Blätter zu essen sei etwas für Ziegen oder Elefanten – nicht aber für Menschen, fand Rob Rhinehart schon als Kind. Salat zu putzen, Spinat zu kochen und Essen generell zubereiten zu müssen störte ihn. Erst recht während seines Studiums, denn es stahl ihm wertvolle Zeit. Und als der heute 25-jährige Elektroingenieur und Softwareentwickler aus Atlanta im US-Bundesstaat Georgia ins kalifornische Silicon Valley zog, stellte er fest, dass dort sein bis dahin favorisiertes, da zeitsparendes Fast Food, enorm teuer war.
Da verging Rhinehart endgültig der Appetit auf klassisches Essen, das er kochen und kauen muss – und das auch noch dreckiges Geschirr und Töpfe hinterlässt. Der Mann schritt zur Tat, las sich in die Ernährungsliteratur ein und mixte sich ein Pulver, das alle für den Körper wichtigen Nährstoffe enthielt. Er verquirlte es mit Wasser zu einer bräunlich-gelben Plörre und lebte 30 Tage lang ausschließlich davon.

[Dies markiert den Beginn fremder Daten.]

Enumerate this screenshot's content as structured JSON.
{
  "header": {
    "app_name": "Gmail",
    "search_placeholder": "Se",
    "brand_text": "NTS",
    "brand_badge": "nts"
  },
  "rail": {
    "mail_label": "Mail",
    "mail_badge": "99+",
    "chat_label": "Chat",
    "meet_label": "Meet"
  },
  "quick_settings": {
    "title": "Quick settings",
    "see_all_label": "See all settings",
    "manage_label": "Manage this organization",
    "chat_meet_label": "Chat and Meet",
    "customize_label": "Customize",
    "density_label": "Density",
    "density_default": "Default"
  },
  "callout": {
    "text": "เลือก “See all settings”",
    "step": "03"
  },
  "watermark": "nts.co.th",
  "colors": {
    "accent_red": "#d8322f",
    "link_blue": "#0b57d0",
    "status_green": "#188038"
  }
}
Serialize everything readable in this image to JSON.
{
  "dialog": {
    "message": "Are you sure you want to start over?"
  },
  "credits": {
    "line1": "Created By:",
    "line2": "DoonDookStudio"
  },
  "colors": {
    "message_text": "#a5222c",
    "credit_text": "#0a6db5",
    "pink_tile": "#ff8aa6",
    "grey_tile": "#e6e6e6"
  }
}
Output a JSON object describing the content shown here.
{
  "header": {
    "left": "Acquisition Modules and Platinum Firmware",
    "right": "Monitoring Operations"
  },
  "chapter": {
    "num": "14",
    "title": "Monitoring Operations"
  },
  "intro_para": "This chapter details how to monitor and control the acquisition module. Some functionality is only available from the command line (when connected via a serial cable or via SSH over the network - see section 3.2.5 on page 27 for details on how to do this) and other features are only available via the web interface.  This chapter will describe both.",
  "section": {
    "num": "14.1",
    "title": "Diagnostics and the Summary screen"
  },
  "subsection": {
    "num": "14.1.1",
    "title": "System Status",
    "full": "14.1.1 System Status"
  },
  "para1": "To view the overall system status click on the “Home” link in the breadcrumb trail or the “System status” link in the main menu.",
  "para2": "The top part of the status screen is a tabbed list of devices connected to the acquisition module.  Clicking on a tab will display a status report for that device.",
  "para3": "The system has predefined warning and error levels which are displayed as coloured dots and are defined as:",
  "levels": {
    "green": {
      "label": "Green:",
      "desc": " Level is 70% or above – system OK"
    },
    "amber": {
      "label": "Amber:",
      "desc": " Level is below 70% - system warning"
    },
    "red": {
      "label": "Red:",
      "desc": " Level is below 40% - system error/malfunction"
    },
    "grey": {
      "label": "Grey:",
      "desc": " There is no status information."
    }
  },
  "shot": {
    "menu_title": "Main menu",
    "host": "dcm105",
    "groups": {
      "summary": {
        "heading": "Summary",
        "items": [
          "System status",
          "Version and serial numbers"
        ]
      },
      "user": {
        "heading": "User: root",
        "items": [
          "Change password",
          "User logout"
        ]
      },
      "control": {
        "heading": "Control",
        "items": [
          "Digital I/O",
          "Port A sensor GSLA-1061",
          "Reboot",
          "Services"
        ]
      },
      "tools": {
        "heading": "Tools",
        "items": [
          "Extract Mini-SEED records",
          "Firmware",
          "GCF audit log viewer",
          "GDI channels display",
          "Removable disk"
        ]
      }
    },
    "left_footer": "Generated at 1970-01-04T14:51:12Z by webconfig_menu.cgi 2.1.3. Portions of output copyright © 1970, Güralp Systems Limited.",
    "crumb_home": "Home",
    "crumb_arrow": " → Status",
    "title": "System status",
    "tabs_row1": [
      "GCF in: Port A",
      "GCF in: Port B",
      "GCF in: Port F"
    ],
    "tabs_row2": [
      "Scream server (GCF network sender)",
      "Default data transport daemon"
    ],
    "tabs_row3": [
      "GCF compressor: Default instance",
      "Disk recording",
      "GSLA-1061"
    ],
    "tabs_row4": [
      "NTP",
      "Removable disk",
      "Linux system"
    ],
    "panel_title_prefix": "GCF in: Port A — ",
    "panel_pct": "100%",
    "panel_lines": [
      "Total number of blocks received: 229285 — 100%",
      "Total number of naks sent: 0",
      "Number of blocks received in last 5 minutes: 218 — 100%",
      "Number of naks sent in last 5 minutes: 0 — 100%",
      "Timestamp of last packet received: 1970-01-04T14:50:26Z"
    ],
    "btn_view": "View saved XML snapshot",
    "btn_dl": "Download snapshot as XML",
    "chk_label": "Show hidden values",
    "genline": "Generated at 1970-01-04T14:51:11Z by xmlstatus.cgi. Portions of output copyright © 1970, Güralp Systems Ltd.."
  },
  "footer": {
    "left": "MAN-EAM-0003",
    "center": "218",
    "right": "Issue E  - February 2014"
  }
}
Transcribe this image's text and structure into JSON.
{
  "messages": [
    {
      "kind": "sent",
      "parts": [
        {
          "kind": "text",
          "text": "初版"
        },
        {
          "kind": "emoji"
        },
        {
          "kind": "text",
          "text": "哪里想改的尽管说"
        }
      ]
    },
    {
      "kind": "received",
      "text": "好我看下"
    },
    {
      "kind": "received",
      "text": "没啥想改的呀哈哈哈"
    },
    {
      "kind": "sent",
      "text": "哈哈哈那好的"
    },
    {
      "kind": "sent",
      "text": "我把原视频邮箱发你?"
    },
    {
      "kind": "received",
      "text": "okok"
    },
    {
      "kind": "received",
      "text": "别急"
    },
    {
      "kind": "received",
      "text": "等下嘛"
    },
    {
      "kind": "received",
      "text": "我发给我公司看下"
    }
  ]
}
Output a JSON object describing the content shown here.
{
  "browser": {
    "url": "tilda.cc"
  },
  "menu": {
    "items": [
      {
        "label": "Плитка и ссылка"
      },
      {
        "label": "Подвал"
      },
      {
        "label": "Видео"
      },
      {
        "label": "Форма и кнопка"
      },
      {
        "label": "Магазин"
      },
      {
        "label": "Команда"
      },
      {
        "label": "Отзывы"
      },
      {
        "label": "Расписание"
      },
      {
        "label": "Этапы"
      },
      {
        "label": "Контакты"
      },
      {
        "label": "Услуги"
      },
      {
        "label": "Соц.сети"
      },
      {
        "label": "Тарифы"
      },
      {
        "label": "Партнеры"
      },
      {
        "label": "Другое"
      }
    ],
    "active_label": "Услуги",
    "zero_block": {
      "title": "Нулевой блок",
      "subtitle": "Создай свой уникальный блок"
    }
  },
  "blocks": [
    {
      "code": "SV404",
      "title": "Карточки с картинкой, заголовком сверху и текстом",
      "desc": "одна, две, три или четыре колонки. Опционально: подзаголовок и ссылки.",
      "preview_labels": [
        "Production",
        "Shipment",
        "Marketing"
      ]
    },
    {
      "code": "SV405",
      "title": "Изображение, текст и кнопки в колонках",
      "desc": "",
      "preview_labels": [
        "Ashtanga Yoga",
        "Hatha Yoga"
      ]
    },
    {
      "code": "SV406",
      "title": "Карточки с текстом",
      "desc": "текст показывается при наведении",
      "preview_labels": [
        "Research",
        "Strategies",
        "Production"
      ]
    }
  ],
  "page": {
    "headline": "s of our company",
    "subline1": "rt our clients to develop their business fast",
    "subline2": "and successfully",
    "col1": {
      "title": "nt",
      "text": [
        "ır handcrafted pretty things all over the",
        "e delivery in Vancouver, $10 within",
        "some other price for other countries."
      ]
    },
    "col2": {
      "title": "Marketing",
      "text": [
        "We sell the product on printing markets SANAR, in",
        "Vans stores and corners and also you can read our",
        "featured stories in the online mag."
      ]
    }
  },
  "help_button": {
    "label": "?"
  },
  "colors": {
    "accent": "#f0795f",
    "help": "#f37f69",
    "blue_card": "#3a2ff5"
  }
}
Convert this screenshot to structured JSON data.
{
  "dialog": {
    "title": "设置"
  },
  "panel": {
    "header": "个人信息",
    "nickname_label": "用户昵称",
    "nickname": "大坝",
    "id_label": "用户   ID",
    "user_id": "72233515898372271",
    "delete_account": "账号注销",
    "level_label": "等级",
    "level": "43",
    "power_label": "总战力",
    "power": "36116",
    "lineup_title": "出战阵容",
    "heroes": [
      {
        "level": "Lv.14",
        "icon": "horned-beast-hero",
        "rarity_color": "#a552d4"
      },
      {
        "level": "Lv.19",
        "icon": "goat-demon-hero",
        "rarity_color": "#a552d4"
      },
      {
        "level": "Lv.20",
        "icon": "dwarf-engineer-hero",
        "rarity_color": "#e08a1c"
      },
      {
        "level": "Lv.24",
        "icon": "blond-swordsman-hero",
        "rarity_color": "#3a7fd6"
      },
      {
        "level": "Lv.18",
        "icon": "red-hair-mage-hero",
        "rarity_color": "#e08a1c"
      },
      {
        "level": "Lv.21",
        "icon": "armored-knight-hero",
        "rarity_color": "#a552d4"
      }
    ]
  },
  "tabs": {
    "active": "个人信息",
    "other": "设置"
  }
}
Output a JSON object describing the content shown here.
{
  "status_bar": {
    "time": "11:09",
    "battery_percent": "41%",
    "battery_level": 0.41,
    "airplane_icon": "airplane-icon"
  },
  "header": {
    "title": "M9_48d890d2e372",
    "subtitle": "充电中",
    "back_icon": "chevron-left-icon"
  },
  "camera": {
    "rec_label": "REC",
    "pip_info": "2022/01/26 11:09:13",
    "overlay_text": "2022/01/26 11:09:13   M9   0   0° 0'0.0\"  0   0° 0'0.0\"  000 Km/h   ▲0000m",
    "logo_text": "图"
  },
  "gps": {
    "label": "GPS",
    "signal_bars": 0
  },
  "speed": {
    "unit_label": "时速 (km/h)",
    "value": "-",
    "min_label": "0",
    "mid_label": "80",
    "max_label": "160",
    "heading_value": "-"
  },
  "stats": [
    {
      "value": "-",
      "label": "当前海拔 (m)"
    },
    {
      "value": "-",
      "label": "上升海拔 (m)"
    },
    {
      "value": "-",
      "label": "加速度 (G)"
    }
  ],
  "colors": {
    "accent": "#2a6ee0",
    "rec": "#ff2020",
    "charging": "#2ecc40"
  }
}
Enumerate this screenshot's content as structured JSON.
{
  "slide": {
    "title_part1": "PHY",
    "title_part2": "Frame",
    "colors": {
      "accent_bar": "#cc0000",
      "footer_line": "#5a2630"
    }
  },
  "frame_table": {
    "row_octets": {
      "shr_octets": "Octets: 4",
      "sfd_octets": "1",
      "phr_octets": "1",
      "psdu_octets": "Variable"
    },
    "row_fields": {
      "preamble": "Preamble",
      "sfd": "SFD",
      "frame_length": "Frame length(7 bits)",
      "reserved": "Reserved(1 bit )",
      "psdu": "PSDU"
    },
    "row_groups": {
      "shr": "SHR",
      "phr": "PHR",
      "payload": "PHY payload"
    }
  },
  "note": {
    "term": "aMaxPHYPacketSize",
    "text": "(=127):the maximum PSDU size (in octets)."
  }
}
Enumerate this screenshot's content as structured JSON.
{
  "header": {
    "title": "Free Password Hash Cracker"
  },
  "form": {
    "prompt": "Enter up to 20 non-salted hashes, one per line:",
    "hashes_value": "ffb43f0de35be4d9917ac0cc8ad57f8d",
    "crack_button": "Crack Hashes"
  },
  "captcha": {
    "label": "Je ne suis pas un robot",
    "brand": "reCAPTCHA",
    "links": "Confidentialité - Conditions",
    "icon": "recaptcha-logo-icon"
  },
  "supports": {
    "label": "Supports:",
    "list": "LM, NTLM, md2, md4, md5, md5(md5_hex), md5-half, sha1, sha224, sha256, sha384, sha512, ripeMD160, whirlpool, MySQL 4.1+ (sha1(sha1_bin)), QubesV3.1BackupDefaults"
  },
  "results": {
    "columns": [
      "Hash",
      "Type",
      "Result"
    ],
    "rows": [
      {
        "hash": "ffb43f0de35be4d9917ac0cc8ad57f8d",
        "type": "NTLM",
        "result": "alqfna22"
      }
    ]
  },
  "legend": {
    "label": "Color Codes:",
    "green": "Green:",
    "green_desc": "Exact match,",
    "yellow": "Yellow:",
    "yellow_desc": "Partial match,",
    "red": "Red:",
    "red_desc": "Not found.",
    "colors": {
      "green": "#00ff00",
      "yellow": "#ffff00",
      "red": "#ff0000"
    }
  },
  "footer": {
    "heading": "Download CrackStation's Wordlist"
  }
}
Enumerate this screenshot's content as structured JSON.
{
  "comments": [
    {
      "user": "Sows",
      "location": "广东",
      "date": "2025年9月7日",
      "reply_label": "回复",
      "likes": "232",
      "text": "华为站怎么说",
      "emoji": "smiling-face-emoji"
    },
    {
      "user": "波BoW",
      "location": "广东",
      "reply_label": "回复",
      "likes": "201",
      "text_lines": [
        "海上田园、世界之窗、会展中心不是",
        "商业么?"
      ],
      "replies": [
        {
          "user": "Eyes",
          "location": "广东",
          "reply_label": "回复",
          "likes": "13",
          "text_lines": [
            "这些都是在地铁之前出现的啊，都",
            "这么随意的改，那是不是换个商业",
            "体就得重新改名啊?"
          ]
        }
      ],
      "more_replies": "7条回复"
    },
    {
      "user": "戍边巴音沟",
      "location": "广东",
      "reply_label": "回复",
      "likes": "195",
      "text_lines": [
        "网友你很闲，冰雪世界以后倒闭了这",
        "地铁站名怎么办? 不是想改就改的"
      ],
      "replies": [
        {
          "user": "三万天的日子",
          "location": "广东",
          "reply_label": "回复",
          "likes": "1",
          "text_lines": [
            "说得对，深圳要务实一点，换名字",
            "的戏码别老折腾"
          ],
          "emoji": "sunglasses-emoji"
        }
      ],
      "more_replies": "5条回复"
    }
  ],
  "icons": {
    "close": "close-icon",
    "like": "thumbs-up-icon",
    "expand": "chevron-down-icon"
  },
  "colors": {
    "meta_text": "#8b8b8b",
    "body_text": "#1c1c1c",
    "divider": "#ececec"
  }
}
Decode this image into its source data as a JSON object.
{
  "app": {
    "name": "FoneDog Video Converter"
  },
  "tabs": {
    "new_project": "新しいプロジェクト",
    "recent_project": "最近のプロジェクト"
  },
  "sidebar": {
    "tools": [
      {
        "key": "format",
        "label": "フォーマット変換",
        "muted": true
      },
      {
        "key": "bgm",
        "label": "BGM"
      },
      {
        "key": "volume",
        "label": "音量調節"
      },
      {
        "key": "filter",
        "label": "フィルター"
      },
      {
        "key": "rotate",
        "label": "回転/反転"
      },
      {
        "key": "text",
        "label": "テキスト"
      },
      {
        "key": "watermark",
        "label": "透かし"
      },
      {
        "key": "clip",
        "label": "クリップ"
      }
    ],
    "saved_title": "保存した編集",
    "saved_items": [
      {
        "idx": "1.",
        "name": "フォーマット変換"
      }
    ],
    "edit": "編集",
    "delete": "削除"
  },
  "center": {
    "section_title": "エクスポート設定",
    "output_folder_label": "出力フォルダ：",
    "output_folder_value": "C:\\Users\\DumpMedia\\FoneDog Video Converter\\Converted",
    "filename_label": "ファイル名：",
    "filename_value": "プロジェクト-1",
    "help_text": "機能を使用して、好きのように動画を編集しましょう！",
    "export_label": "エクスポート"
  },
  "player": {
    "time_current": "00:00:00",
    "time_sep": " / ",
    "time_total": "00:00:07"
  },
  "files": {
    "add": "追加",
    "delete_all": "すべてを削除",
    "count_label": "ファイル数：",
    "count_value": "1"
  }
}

Rhinehart war begeistert, so wie Menschen, die einige Wochen fasten: „Ich hatte mehr Energie. Ich schlief besser. Ich konnte mich besser konzentrieren.“ Sogar fröhlicher und optimistischer sei er gewesen, sagte er Journalisten, die ihn interviewten. Weil er in einem Blog täglich über seine Erfahrungen berichtete, wurde er blitzschnell berühmt. Und weil seine Fan-Gemeinde das Pulver, das er Soylent nannte, ebenfalls haben wollte, gründete er in San Francisco die Firma Rosa Labs. Die sammelte vergangenes Jahr per Crowdfunding erstaunliche zwei Millionen US-Dollar ein – in Form von Vorbestellungen des Pulvers.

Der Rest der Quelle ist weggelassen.